The growth of the grocery and natural food market is outpacing demand and many consumers are being overwhelmed by the amount of product they are buying, said Sarah Wray, senior vice president of the American Farm Bureau Federation.
“What’s happening is people are going from grocery to supermarket, and they’re not going to make it to the farmer’s market or the farmer market to make the food they want,” she said.
Wray said the rapid growth of grocery and retail is not sustainable, because they’re becoming too big.
Many farmers are seeing the food products they sell as a substitute for traditional farm products, including grains, beef, dairy, and other meats.
The growth is not limited to food, either.
Some farmers are looking to supplement their food supply with other food products, such as fish and seafood, she said, adding that the demand for seafood and other fish is increasing.
Some farmers are also selling their produce for meat, which is becoming a growing segment of the food business.
However, some of the growth has been driven by farmers’ willingness to pay more for produce and meat, even as they are able to grow their sales.
Farmers are buying more produce and meats, and consumers are willing to pay higher prices for it, said Mary Hockett, president of The Organic Market Research, a market research company.
And that’s putting pressure on farmers to find more food that is locally grown, Hocketson said.
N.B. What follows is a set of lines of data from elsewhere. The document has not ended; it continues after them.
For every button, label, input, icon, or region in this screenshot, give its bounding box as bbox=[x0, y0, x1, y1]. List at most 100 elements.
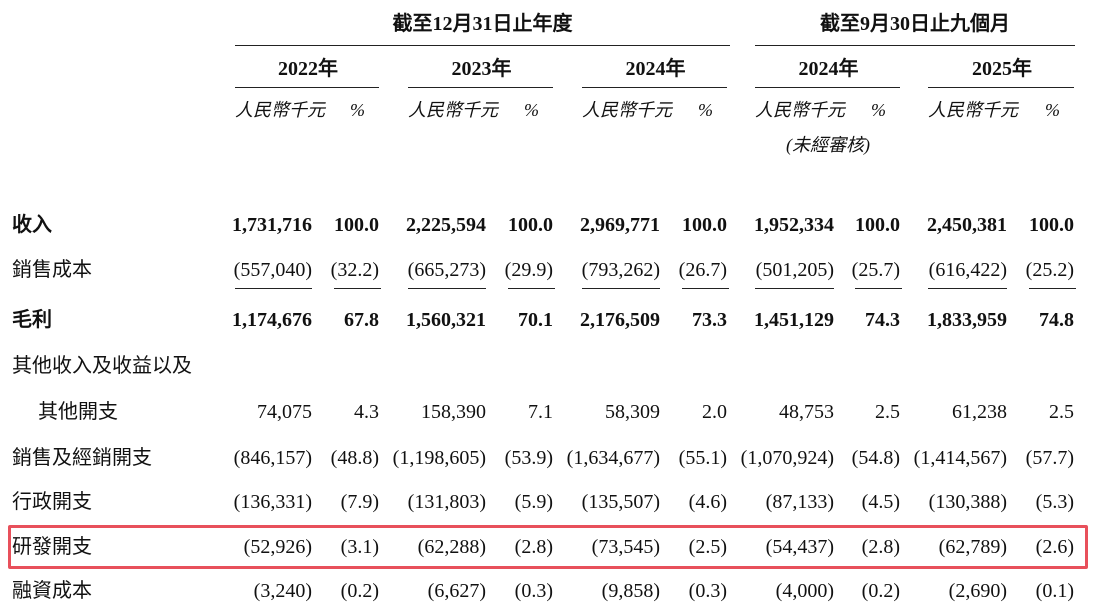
unit-header: 人民幣千元 bbox=[928, 100, 1018, 120]
percent-cell: (48.8) bbox=[330, 447, 379, 469]
row-label: 行政開支 bbox=[12, 491, 92, 513]
amount-cell: (87,133) bbox=[765, 491, 834, 513]
percent-cell: (2.8) bbox=[861, 536, 900, 558]
amount-cell: (9,858) bbox=[601, 580, 660, 602]
rule bbox=[1029, 288, 1076, 289]
amount-cell: (1,414,567) bbox=[913, 447, 1007, 469]
percent-cell: 70.1 bbox=[518, 309, 553, 331]
rule bbox=[235, 45, 730, 46]
rule bbox=[928, 288, 1007, 289]
rule bbox=[235, 87, 379, 88]
amount-cell: 2,450,381 bbox=[927, 214, 1007, 236]
amount-cell: 1,451,129 bbox=[754, 309, 834, 331]
rule bbox=[855, 288, 902, 289]
amount-cell: 2,969,771 bbox=[580, 214, 660, 236]
rule bbox=[408, 288, 486, 289]
percent-cell: 67.8 bbox=[344, 309, 379, 331]
unit-header: 人民幣千元 bbox=[582, 100, 672, 120]
amount-cell: 2,176,509 bbox=[580, 309, 660, 331]
percent-header: % bbox=[1045, 100, 1060, 120]
amount-cell: 158,390 bbox=[421, 401, 486, 423]
amount-cell: (846,157) bbox=[233, 447, 312, 469]
amount-cell: (1,634,677) bbox=[566, 447, 660, 469]
row-label: 融資成本 bbox=[12, 580, 92, 602]
amount-cell: (557,040) bbox=[233, 259, 312, 281]
rule bbox=[235, 288, 312, 289]
percent-cell: (26.7) bbox=[678, 259, 727, 281]
amount-cell: (62,789) bbox=[938, 536, 1007, 558]
amount-cell: (52,926) bbox=[243, 536, 312, 558]
percent-cell: 73.3 bbox=[692, 309, 727, 331]
row-label: 銷售成本 bbox=[12, 259, 92, 281]
year-header: 2023年 bbox=[451, 58, 512, 80]
amount-cell: (130,388) bbox=[928, 491, 1007, 513]
rule bbox=[508, 288, 555, 289]
amount-cell: (616,422) bbox=[928, 259, 1007, 281]
amount-cell: 1,560,321 bbox=[406, 309, 486, 331]
rule bbox=[682, 288, 729, 289]
percent-cell: 100.0 bbox=[682, 214, 727, 236]
percent-cell: (7.9) bbox=[340, 491, 379, 513]
percent-cell: (25.2) bbox=[1025, 259, 1074, 281]
percent-header: % bbox=[698, 100, 713, 120]
row-highlight bbox=[8, 525, 1088, 569]
amount-cell: (1,070,924) bbox=[740, 447, 834, 469]
unit-header: 人民幣千元 bbox=[235, 100, 325, 120]
unit-header: 人民幣千元 bbox=[408, 100, 498, 120]
percent-cell: (5.3) bbox=[1035, 491, 1074, 513]
percent-cell: (32.2) bbox=[330, 259, 379, 281]
unit-header: 人民幣千元 bbox=[755, 100, 845, 120]
percent-header: % bbox=[524, 100, 539, 120]
percent-cell: (0.3) bbox=[688, 580, 727, 602]
percent-cell: (25.7) bbox=[851, 259, 900, 281]
amount-cell: (6,627) bbox=[427, 580, 486, 602]
amount-cell: (793,262) bbox=[581, 259, 660, 281]
percent-cell: (57.7) bbox=[1025, 447, 1074, 469]
amount-cell: 48,753 bbox=[779, 401, 834, 423]
amount-cell: (2,690) bbox=[948, 580, 1007, 602]
rule bbox=[408, 87, 553, 88]
amount-cell: 1,952,334 bbox=[754, 214, 834, 236]
percent-cell: (4.6) bbox=[688, 491, 727, 513]
amount-cell: 74,075 bbox=[257, 401, 312, 423]
percent-cell: 2.5 bbox=[875, 401, 900, 423]
percent-cell: (5.9) bbox=[514, 491, 553, 513]
row-label: 毛利 bbox=[12, 309, 52, 331]
row-label: 其他開支 bbox=[38, 401, 118, 423]
percent-cell: 100.0 bbox=[334, 214, 379, 236]
percent-cell: (54.8) bbox=[851, 447, 900, 469]
percent-cell: 4.3 bbox=[354, 401, 379, 423]
percent-cell: (0.1) bbox=[1035, 580, 1074, 602]
group-header: 截至9月30日止九個月 bbox=[820, 13, 1010, 35]
amount-cell: (131,803) bbox=[407, 491, 486, 513]
amount-cell: (136,331) bbox=[233, 491, 312, 513]
percent-cell: 74.8 bbox=[1039, 309, 1074, 331]
amount-cell: (135,507) bbox=[581, 491, 660, 513]
percent-cell: 100.0 bbox=[855, 214, 900, 236]
percent-cell: (29.9) bbox=[504, 259, 553, 281]
amount-cell: 1,731,716 bbox=[232, 214, 312, 236]
percent-cell: 100.0 bbox=[1029, 214, 1074, 236]
amount-cell: 1,833,959 bbox=[927, 309, 1007, 331]
amount-cell: 2,225,594 bbox=[406, 214, 486, 236]
unaudited-note: (未經審核) bbox=[786, 135, 870, 155]
amount-cell: 1,174,676 bbox=[232, 309, 312, 331]
percent-cell: (3.1) bbox=[340, 536, 379, 558]
rule bbox=[755, 87, 900, 88]
rule bbox=[582, 87, 727, 88]
row-label: 銷售及經銷開支 bbox=[12, 447, 152, 469]
rule bbox=[582, 288, 660, 289]
percent-cell: (55.1) bbox=[678, 447, 727, 469]
rule bbox=[755, 288, 834, 289]
amount-cell: (73,545) bbox=[591, 536, 660, 558]
percent-cell: (53.9) bbox=[504, 447, 553, 469]
percent-cell: 7.1 bbox=[528, 401, 553, 423]
rule bbox=[334, 288, 381, 289]
percent-cell: 2.0 bbox=[702, 401, 727, 423]
percent-header: % bbox=[871, 100, 886, 120]
group-header: 截至12月31日止年度 bbox=[392, 13, 573, 35]
amount-cell: (54,437) bbox=[765, 536, 834, 558]
amount-cell: (62,288) bbox=[417, 536, 486, 558]
row-label: 收入 bbox=[12, 214, 52, 236]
She said the price of produce is increasing as consumers are looking for more local ingredients, which means less of the ingredients needed to produce those foods.
Hockett said consumers are becoming more willing to buy products from farmers because of the increase in demand for food and the increased value of the products.
While the food industry is growing, so is the demand in the grocery store, according to the National Farmers Union.
Farmed-food prices have gone up in some states, but overall they haven’t gone up that much, said Paul Tatum, president and chief executive officer of the National Federation of Independent Business.
Tatum said the food market has a long way to go before it is competitive with the food and other services that the economy needs.
Still, there are many farmers who are willing and able to make a profit selling their food at farmers markets, he said.
Farmers, however, need more green, according a report from the Pew Research Center released Thursday.
About 30% of all U.S. households now get at least some of their food from local farmers, according the report, which found that farmers produce about 65% of the fruits and vegetables grown in the United States, and that their farmers markets account for about a third of all food sales.